I have two possible test methods for measuring a response, and I want to determine which test method is the better measurement system. I've done a Gauge R&R study for each test method (using same parts and same operators, varying only the method used). The results of the two studies are quite similar, so I'd like to do a hypothesis test to understand whether the test method with the slightly lower R&R% is significantly better than the other test method.
The Gauge R&R/MSA platform doesn't provide a suitable option for doing this, as far as I can tell (whether I do separate analyses or include the test method type as a binary grouping factor). The only place where I can find rigorous heterogeneity of variance tests in JMP is in the Fit Y by X platform, but that won't do for this situation because there are multiple factors to consider (operator, part, operator*part, and test method type).
So my thinking on how to tackle this is as follows:
Does this sound like a valid approach? Does anyone have any other suggestions for how I could approach this?
Perhaps I'm missing something...but it sounds like you just replicated the same experimental treatment combinations across both test methods. So why can't you just create a data table just like you describe in step 1. above and then use the Unequal Variances test within the Fit Y by X platform to answer the homogeneity of variance question?

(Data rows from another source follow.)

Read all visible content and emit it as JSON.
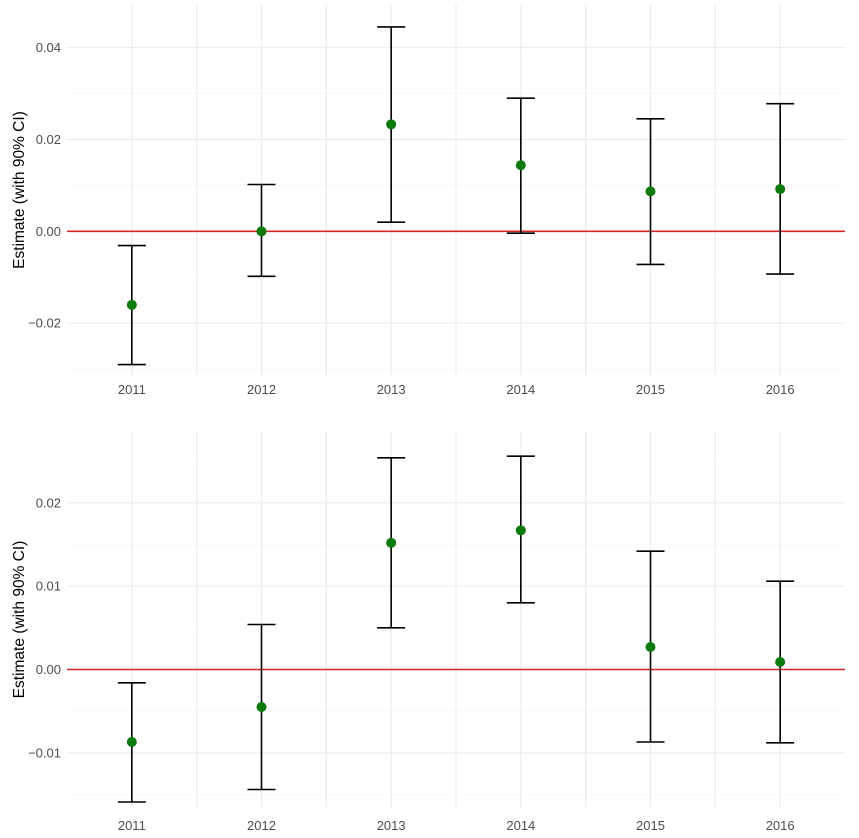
{
  "chart_data": [
    {
      "type": "errorbar",
      "title": "",
      "xlabel": "",
      "ylabel": "Estimate (with 90% CI)",
      "categories": [
        "2011",
        "2012",
        "2013",
        "2014",
        "2015",
        "2016"
      ],
      "values": [
        -0.016,
        0.0,
        0.0233,
        0.0144,
        0.0087,
        0.0092
      ],
      "lower": [
        -0.029,
        -0.0098,
        0.002,
        -0.0004,
        -0.0072,
        -0.0093
      ],
      "upper": [
        -0.0031,
        0.0102,
        0.0445,
        0.029,
        0.0245,
        0.0278
      ],
      "ylim": [
        -0.0315,
        0.0495
      ],
      "yticks": [
        -0.02,
        0.0,
        0.02,
        0.04
      ],
      "ytick_labels": [
        "−0.02",
        "0.00",
        "0.02",
        "0.04"
      ],
      "reference_line": 0,
      "grid": true
    },
    {
      "type": "errorbar",
      "title": "",
      "xlabel": "",
      "ylabel": "Estimate (with 90% CI)",
      "categories": [
        "2011",
        "2012",
        "2013",
        "2014",
        "2015",
        "2016"
      ],
      "values": [
        -0.0087,
        -0.0045,
        0.0152,
        0.0167,
        0.0027,
        0.0009
      ],
      "lower": [
        -0.0159,
        -0.0144,
        0.005,
        0.008,
        -0.0087,
        -0.0088
      ],
      "upper": [
        -0.0016,
        0.0054,
        0.0254,
        0.0256,
        0.0142,
        0.0106
      ],
      "ylim": [
        -0.0165,
        0.0285
      ],
      "yticks": [
        -0.01,
        0.0,
        0.01,
        0.02
      ],
      "ytick_labels": [
        "−0.01",
        "0.00",
        "0.01",
        "0.02"
      ],
      "reference_line": 0,
      "grid": true
    }
  ],
  "colors": {
    "point": "#0a7a0a",
    "errorbar": "#000000",
    "reference_line": "#d62728",
    "grid": "#ebebeb"
  }
}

But let's back up a second: The other thing I'll bring up is you are asking a vague question, "Which test method is better?" and then selecting one and only one characteristic, homogeneity of variance, to answer this question. There are many aspects of evaluating a measurement system and 'better' could be evaluated by any one of these singly or as a subset.

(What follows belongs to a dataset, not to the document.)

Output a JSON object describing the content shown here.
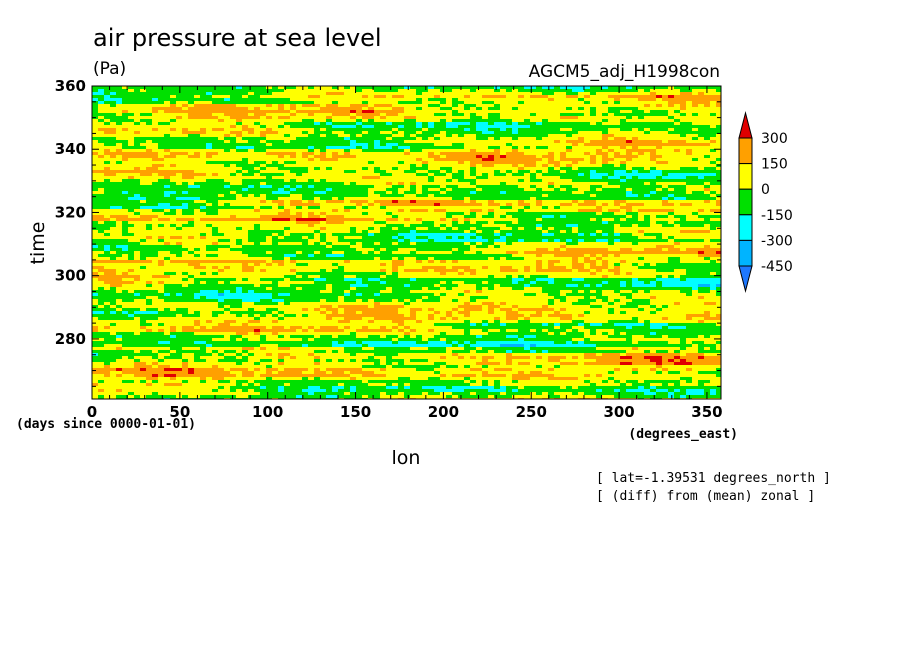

For example...the two systems I could envision a scenario where there was homogeneity of variance wrt to each other...the only thing you appear to be interested in...and bias from either each other, or a standard. So I would be loath to say one system is better than the other solely looking at homogeneity of variance between the two systems.

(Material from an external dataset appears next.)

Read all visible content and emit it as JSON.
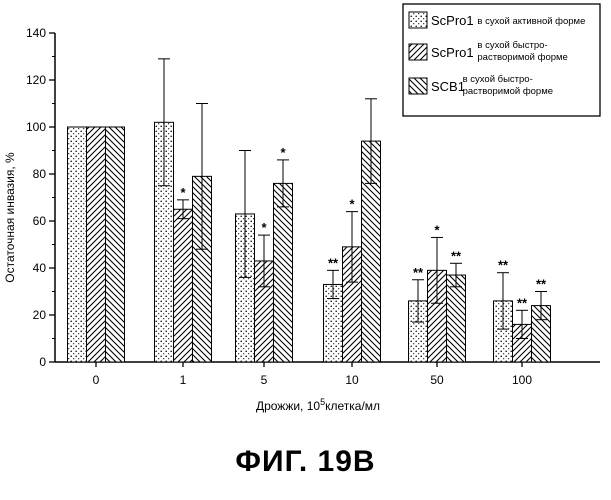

Yes, the combinations were the same across both test methods, but unless at least the variation between the 3 parts is accounted for, this would mean testing for homogeneity of variance on data that is very non-normal - in fact it would be tri-modal. I don't have enough faith in the ability of any of the parametric homogeneity of variance tests to deal with extreme non-normality for this to be a valid approach, and I don't think JMP has any non-parametric equivalents.
I did try fitting response by test method type separately for each part to give 3 separate tests, but this gave a mixture of results leading to no overall conclusion.
Point taken on there being other important factors in measurement system capability - I'd already detected a small but significant bias between the two methods, but in this case there is no way to know the 'true' value so this doesn't really help!
I have been following this discussion and Peter makes some good points. The hard part of this and other similar discussions is that it often takes "seeing the data" and really understanding the questions to be answered to provide guidance for analysis.
However, JMP does have a non-parametric test for variances. In the faithful fit y-by-x platform when you have a categorical x and a continuous y there is an "analysis of means" menu option. Under this option you will find "ANOM for Variances-Levene (ADM)". You can look this up in the JMP books for details.
This might not be what you need but wanted to point out its existence.
Have you tried using Wheeler's EMP method to analyze the results? The Range chart will give you part to part mean variation source agnostic view of the test-retest error for the two methods, which it sounds like that's your biggest concern here? It's not a hypothesis test...but if there is a difference it should show up there too. I'm not a big fan of hypothesis tests in general because they tend to make the world look binary...I'd rather look at a plot of the data and draw my conclusions by interpreting the plots, in the context of the practical decisions that need to be made.